These are chat archives for ManageIQ/manageiq/performance

12th
Jan 2018
Keenan Brock
@kbrock
Jan 12 2018 23:13
@NickLaMuro you fill up with food and find the culprit?
Nick LaMuro
@NickLaMuro
Jan 12 2018 23:13
still leaking since when I left it
So I am probably going to call it here for today. I just ate, but I am not pretty much out of it at this point.

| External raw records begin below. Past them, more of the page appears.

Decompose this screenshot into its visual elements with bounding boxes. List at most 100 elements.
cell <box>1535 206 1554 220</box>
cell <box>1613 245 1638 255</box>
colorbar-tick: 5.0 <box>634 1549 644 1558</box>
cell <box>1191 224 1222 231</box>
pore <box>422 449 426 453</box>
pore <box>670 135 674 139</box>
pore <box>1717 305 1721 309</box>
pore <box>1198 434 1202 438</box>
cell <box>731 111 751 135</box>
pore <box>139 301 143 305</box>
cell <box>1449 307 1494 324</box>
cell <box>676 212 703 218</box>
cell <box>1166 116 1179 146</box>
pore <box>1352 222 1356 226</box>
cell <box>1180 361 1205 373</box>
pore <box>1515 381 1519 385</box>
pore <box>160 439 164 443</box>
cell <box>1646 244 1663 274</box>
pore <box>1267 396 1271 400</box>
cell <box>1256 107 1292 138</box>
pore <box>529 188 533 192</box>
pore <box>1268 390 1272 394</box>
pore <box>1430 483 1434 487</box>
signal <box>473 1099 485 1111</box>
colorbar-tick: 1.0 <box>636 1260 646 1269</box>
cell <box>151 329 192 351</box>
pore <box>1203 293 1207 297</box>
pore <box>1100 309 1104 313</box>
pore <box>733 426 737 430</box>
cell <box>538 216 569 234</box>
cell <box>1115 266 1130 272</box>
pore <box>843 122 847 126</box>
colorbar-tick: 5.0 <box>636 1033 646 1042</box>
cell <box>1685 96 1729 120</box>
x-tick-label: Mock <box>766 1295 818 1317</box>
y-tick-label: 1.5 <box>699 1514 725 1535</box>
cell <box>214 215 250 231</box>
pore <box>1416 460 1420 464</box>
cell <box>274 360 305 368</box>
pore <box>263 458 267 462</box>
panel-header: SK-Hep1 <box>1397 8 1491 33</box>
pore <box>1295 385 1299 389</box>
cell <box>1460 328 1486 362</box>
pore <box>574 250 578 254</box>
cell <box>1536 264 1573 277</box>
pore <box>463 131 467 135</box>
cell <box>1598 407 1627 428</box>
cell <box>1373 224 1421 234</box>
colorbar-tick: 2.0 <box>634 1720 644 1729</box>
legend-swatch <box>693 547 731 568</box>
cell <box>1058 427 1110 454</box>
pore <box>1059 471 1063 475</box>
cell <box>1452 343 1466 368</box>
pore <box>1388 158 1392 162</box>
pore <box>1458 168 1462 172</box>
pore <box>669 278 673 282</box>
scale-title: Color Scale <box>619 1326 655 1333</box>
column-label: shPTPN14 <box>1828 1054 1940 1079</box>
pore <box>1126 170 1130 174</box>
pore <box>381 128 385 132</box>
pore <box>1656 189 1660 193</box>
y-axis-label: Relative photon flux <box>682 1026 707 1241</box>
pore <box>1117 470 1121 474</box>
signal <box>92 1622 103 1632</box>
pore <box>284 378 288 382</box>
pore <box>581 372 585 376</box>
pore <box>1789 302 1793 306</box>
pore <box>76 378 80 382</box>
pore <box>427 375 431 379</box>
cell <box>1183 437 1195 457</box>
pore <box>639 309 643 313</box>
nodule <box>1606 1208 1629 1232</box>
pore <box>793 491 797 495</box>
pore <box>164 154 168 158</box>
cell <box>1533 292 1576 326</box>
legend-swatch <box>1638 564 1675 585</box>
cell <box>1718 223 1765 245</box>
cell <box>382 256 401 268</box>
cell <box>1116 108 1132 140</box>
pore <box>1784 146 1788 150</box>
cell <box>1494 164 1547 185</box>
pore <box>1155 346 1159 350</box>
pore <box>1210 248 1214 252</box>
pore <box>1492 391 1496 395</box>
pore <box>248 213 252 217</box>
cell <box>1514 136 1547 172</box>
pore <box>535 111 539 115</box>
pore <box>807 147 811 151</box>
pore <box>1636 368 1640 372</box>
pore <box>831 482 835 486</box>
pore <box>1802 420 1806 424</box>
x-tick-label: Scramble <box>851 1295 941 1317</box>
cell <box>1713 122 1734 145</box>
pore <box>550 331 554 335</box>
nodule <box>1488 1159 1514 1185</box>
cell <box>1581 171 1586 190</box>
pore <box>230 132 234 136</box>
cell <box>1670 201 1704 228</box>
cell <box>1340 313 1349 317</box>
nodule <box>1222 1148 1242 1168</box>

I plan on working on this more this weekend though.
Keenan Brock
@kbrock
Jan 12 2018 23:13
yay
k
think the next steps are pretty straight forward
so excited
Nick LaMuro
@NickLaMuro
Jan 12 2018 23:14
going to let it run with the laptop open to be "super secret ultra double extra sure"
Keenan Brock
@kbrock
Jan 12 2018 23:14
aah
yes, put it under super secret probation
Nick LaMuro
@NickLaMuro
Jan 12 2018 23:14
told LJ to also try running the script as well
Keenan Brock
@kbrock
Jan 12 2018 23:14
yay
Nick LaMuro
@NickLaMuro
Jan 12 2018 23:14
just so we have more than one person confirming it
guess I should probably give the short version here...
will do that before I call it quits... hold please while I type a :book:
Nick LaMuro
@NickLaMuro
Jan 12 2018 23:23

So, for those following along at home, the script we used to reproduce the leak can be found here:

https://github.com/NickLaMuro/miq_tools/blob/master/miq_server_leak_discovery/10_miq_process_loop_test.rb

Keenan and I were on a call for most of the day, and happen to stumble across this when debugging against a leaking server using gdb, and and some of the following while monitoring the /proc/[SERVER_PID]/smaps file of the server process:
$ gdb -p [SERVER_PID]
(gdb) p rb_eval_string("GC.start")
$1 = 8
(gdb) p rb_eval_string("s = MiqServer.my_server; 500.times { s.sync_workers }; s = nil")
$2 = 8
(gdb) p rb_eval_string("GC.start")
$3 = 8
(gdb) p rb_eval_string("s = MiqServer.my_server; 500.times { s.sync_workers; MiqWorker.status_update_all }; s = nil")
$4 = 8
(gdb) p rb_eval_string("GC.start")
$5 = 8
(gdb) p rb_eval_string("s = MiqServer.my_server; 500.times { MiqWorker.status_update_all }; s = nil")
$6 = 8
(of note, running gdb -p [SERVER_PID] halts execution where ever the process happened to be running, so when monitoring it, we could see the leak of the existing server process stop until we ran the lines above)
The first test, s = MiqServer.my_server; 500.times { s.sync_workers }; s = nil, didn't leak at all, which told use that the server leak wasn't in sync_workers (has been a working theory for the past week)
but the next two tests did, pretty heavily as well
Nick LaMuro
@NickLaMuro
Jan 12 2018 23:28
The script that I linked previously is a stripped down version of that which is all the data that is gathered from that, and just doesn't run the update_attributes! method for each of the workers.
The crazy part, is that only when the require "config/environment" line is present, do we actually observe a leak with that script, otherwise, it works without leaking at all
this leads us to believe that the "witches brew" of gems that we have in ManageIQ is causing the leak
this would also possibly explain why we are seeing a leak in other workers as well, and what we have in the MiqServer is just more reproducible because it doesn't have as much variability to it (a lot of our other workers do work based on jobs in the queue, which can make seeing the leak a bit more sporadic)
we need to zone in a bit more to figure out the exact location, but this is getting us much closer to finding the leak
Dennis Metzger
@dmetzger57
Jan 12 2018 23:53
Thanks for the short update 😏
And great to see progress